写真262 曲物(一乗谷朝倉氏遺跡出土)

 食生活については比較的豊富に史料が残されている。遺物では壷・甕・摺鉢・鉢・鉄鍋・包丁・石臼といった台所用具や、椀皿・折敷などの食膳具が大量に出土している(資13 図版六〇三・六〇四)。台所用具としては、フロイスは鉄鍋の使用と金輪(五徳)の三脚を上に向けて置くことに注目している(『日欧文化比較』第六章)。若狭では、十四世紀中ごろの女性の小百姓の財産目録に鍋大小三・金輪二、十五世紀中ごろの名主の追捕物の注文に鍋大小三・金輪一というふうに鍋と金輪のセットが普及していたことも知られる(し函一七、ハ函二三九)。一乗谷では土鍋や石鍋が少ないので、北陸では中世後期に鉄鍋と金輪の使用が一般的だったのだろう。ただ小さい土釜が出土しており、なにか一人分の料理を作るさいに使用することもあったのではないかと思われる。朝倉館からは越前焼の径二尺(約六〇センチメートル)の大捏鉢が二個体出土しており、町屋の遺構のある瓢町からも径二尺の笏谷石製大捏鉢が出土している。このように大きな台所用具は大量の料理を一度に作っていたことを示し、城下町の武士や町人たちの食事の準備の様子をうかがわせる。

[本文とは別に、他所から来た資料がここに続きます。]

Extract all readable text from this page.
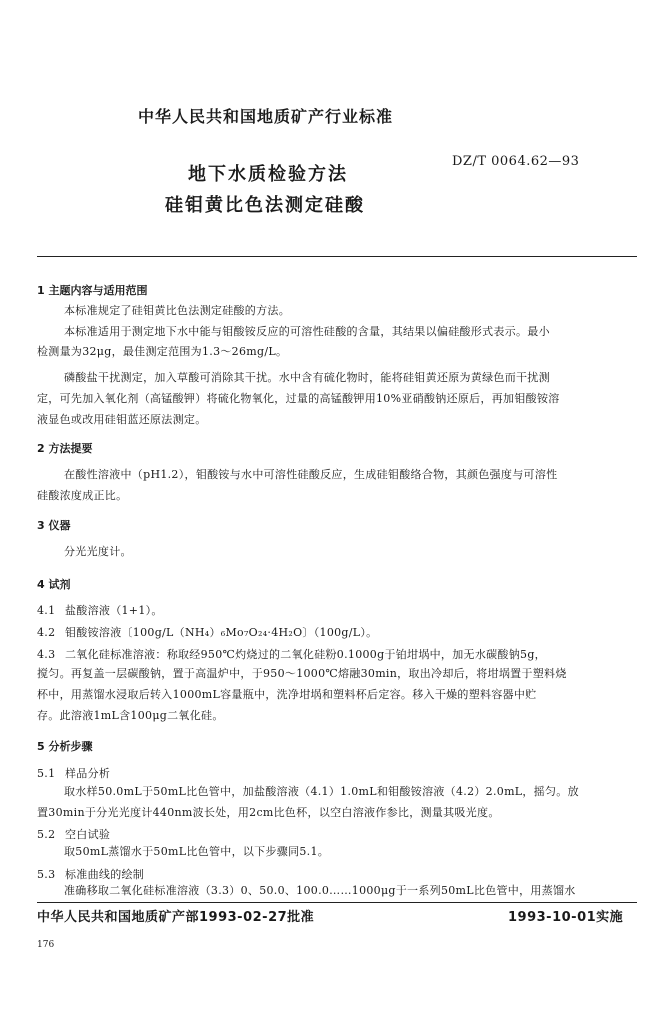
中华人民共和国地质矿产行业标准
地下水质检验方法
硅钼黄比色法测定硅酸
DZ/T 0064.62—93
1 主题内容与适用范围
本标准规定了硅钼黄比色法测定硅酸的方法。
本标准适用于测定地下水中能与钼酸铵反应的可溶性硅酸的含量，其结果以偏硅酸形式表示。最小
检测量为32μg，最佳测定范围为1.3～26mg/L。
磷酸盐干扰测定，加入草酸可消除其干扰。水中含有硫化物时，能将硅钼黄还原为黄绿色而干扰测
定，可先加入氧化剂（高锰酸钾）将硫化物氧化，过量的高锰酸钾用10%亚硝酸钠还原后，再加钼酸铵溶
液显色或改用硅钼蓝还原法测定。
2 方法提要
在酸性溶液中（pH1.2），钼酸铵与水中可溶性硅酸反应，生成硅钼酸络合物，其颜色强度与可溶性
硅酸浓度成正比。
3 仪器
分光光度计。
4 试剂
4.1 盐酸溶液（1+1）。
4.2 钼酸铵溶液〔100g/L（NH₄）₆Mo₇O₂₄·4H₂O〕（100g/L）。
4.3 二氧化硅标准溶液：称取经950℃灼烧过的二氧化硅粉0.1000g于铂坩埚中，加无水碳酸钠5g，
搅匀。再复盖一层碳酸钠，置于高温炉中，于950～1000℃熔融30min，取出冷却后，将坩埚置于塑料烧
杯中，用蒸馏水浸取后转入1000mL容量瓶中，洗净坩埚和塑料杯后定容。移入干燥的塑料容器中贮
存。此溶液1mL含100μg二氧化硅。
5 分析步骤
5.1 样品分析
取水样50.0mL于50mL比色管中，加盐酸溶液（4.1）1.0mL和钼酸铵溶液（4.2）2.0mL，摇匀。放
置30min于分光光度计440nm波长处，用2cm比色杯，以空白溶液作参比，测量其吸光度。
5.2 空白试验
取50mL蒸馏水于50mL比色管中，以下步骤同5.1。
5.3 标准曲线的绘制
准确移取二氧化硅标准溶液（3.3）0、50.0、100.0……1000μg于一系列50mL比色管中，用蒸馏水
中华人民共和国地质矿产部1993-02-27批准	1993-10-01实施
176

 次に、食膳具については漆組椀と漆膳が注目されている(『日欧文化比較』第六章、『日本王国記』第一章九節)。当時の越前・若狭の上層の人びとが多数の漆器の食膳具を所有していたこと、青磁・白磁・染付などの中国製陶磁器が大量に輸入され実際に使用されていたこと、安価な御器椀も一般に普及していたことなどが知られる。
 日本人の家屋について、ロドリゲスは以下の四種類を挙げている(『日本教会史』第一二章一節)。第一は領主・公家貴族・武士貴族・富豪の家屋や御殿、第二は都市や聚落の道路に面した家々、第三は農民・庶民の家屋、第四は寺院である。一乗谷においても朝倉館のような最上層の当主の館、重臣の武家屋敷、街路に面した小区画の町屋、寺院などがあり、農民の住宅以外の多様な家屋がみられ、当時の都市生活の具体相をうかがうのに十分な資料を提供している。例えばフロイスは、「われわれの家は地下に基礎を築く。日本のは、それぞれの柱の下に一つの石を置く。その石は地上に置かれる」と述べている(『日欧文化比較』第一一章)。礎石建物が多かったことに注目しているわけであるが、一乗谷では主要な建物の大部分がそうである。しかしこれは決して中世の住宅全般がそうであったのではなく、戦国期の都市建築について述べたものであろう。一般集落については、例えば福井市の曾万布遺跡では鎌倉期から室町期の建物が多く検出されているが、すべて掘立柱の建物だった(資13 図版六七一)。次に屋根については瓦葺が少なく板や藁で葺かれていること、その屋根の上に石や材木・竹を載せて風にそなえたことなどが指摘されている(『日欧文化比較』第一一章)。一乗谷でも瓦は出土しておらず、このことが確かめられる。当時の屋根葺き用の板材は榑とよばれ、大量に流通し消費された(本章一節一参照)。